The “white hat/black hat” distinction is useful in big, generalized discussions of computer security issues too. It captures the strange boundary that exists between activities like penetration testing and hacking a system for theft or malicious purposes. They both involve pretty much the same skill set and same work.
Another good phrase that’s useful in discussions of the big picture is “the dark side.” That’s got great Gnostic, philosophical sound to it. If the criminals are the “dark side” that means those of us in the security community are fighting on the side of “the forces of light.” (We need tee shirts!)
“Malcode writer/distributor” is a good, precise handle for people who do that. Malcode writing kits have been around for a while and the specialization in the world of organized crime, however, mean that the one distributing malcode may not be the one who created it.
“Botnet operator” describes people who run botnets. Again, they may or may not be the actual people who write the malicious bot code since crime-ware kits can automate that.
“Malicious operator” isn’t that great, but, hey, you have to call them something and sometimes nothing else really works.
“Spammers” are, well, the original ass hats in most people’s thinking.

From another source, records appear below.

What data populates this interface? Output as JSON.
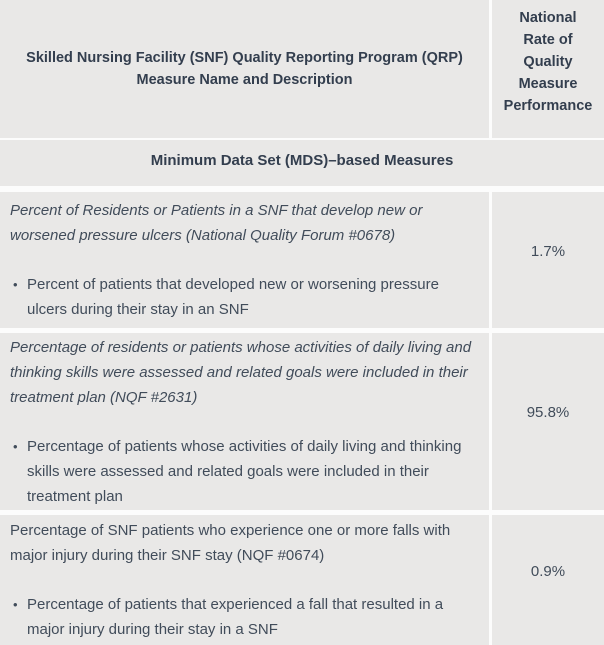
{
  "table": {
    "header": {
      "left": "Skilled Nursing Facility (SNF) Quality Reporting Program (QRP) Measure Name and Description",
      "right": "National Rate of Quality Measure Performance"
    },
    "section_label": "Minimum Data Set (MDS)–based Measures",
    "bullet_glyph": "•",
    "rows": [
      {
        "title": "Percent of Residents or Patients in a SNF that develop new or worsened pressure ulcers (National Quality Forum #0678)",
        "bullet": "Percent of patients that developed new or worsening pressure ulcers during their stay in an SNF",
        "rate": "1.7%"
      },
      {
        "title": "Percentage of residents or patients whose activities of daily living and thinking skills were assessed and related goals were included in their treatment plan (NQF #2631)",
        "bullet": "Percentage of patients whose activities of daily living and thinking skills were assessed and related goals were included in their treatment plan",
        "rate": "95.8%"
      },
      {
        "title": "Percentage of SNF patients who experience one or more falls with major injury during their SNF stay (NQF #0674)",
        "bullet": "Percentage of patients that experienced a fall that resulted in a major injury during their stay in a SNF",
        "rate": "0.9%"
      }
    ],
    "colors": {
      "row_background": "#e9e8e7",
      "separator": "#fcfcfc",
      "body_text": "#414c5a",
      "heading_text": "#333e4e"
    }
  }
}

Again, they’re specialized, although there’s a cross-over with “botnet operators.”
A former colleague of mine, who began his career as an Army security officer, often used “miscreant” and “actor.” Both are great English words, but they seem a bit formal.
“Intruder” works when you’re talking about somebody exploiting vulnerabilities and running code on somebody else’s machine or downloading data from a poorly secured network or machine. “Intruder” also sidesteps the huge controversy over the word “hacker,” which you simply can’t use any more.
“Hacker” is waaaaay too loaded to use in any circumstance. It began life years ago with a wonderful idealistic, romantic aura. For a while, “hackers” were smart, clever and tireless young explorers who tracked down the arcane details of those new computers. Every kid who learned Basic wanted to be one. There were movies that portrayed them as picaresque heroes, bringing down the hostile alien space craft by hacking its network (which inferred 1. bad password security even in outer space and 2. a strange compatibility between Mac laptops and the AlienOS.)
That romantic image crashed suddenly. I remember the day when the above-mentioned colleague, wrote about the discovery that “hackers” were working with organized crime groups, largely in Eastern Europe, to make money. He wrote something like “hacking is no longer for fun, it’s for money. Hacker = criminal. Get over it.” It was a sad end-of-innocence moment but a lot of people want to cling to that romantic image. So, it’s best to simply not use the word.
Decent kids interested in computer security and on their way to CISSP certifications are still “hacking” of course, but the name was tarnished beyond all recognition. We can just hope that more join the forces of light than join the forces of darkness.